The most architectural of Erbil’s green spaces, Minare Park offers an eclectic fare of circular terraces, Etruscan columns and cascading fountains. A destination quite popular with the city’s youth and young families, it is lit up like an urban wonderland on summer evenings. Tucked away in a quiet corner of the park is the 13th century Muzzafariya Minaret from which the park takes its name.
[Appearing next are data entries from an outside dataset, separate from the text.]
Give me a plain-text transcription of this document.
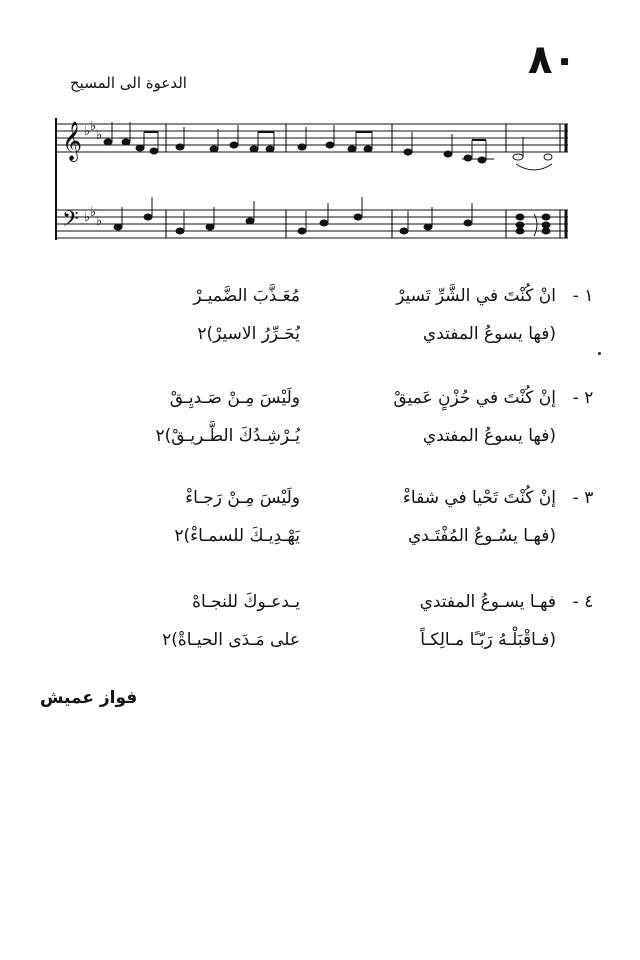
٨٠
الدعوة الى المسيح
𝄞
𝄢
♭ ♭
♭
♭ ♭
♭
١ -
انْ كُنْتَ في الشَّرِّ تَسيرْ
مُعَـذَّبَ الضَّميـرْ
(فها يسوعُ المفتدي
يُحَـرِّرُ الاسيرْ)٢
٢ -
إنْ كُنْتَ في حُزْنٍ عَميقْ
ولَيْسَ مِـنْ صَـديِـقْ
(فها يسوعُ المفتدي
يُـرْشِـدُكَ الطَّـريـقْ)٢
٣ -
إنْ كُنْتَ تَحْيا في شقاءْ
ولَيْسَ مِـنْ رَجـاءْ
(فهـا يسُـوعُ المُفْتَـدي
يَهْـدِيـكَ للسمـاءْ)٢
٤ -
فهـا يسـوعُ المفتدي
يـدعـوكَ للنجـاهْ
(فـاقْبَلْـهُ رَبّـًا مـالِكـاً
على مَـدَى الحيـاةْ)٢
فواز عميش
Built during the reign of Muzzaffar al-Din Kokbari, the minaret is all that remains of the city’s medieval growth beyond the confines of the raised citadel.
Gali Ali Bag
Often regarded as the highest waterfall in the Middle East, Gali Ali Bag is a mountain resort located on the intersection of two mountain ranges – the Korek chain in the north and the Bradost chain in the west – and the Rawandoz Sidakan and the Khalifan rivers. The scenery around the waterfalls has long assured the site’s popularity as a picnic spot. During the long summer months, tourists from all over Iraq and nearby countries can be found in these popular waterfalls.
If you are visiting Erbil for tourism, work, or an event, catch a ride to downtown around the Citadel and browse the different shops right on the street of the Citadel. The items are all handmade by the local people of Erbil. Some common items to pick are purses, bags, rugs, or even a traditional hat. Don’t be surprised if some of those items are a bit expensive as some of them are made 50 or 100 years ago, so they are worth it.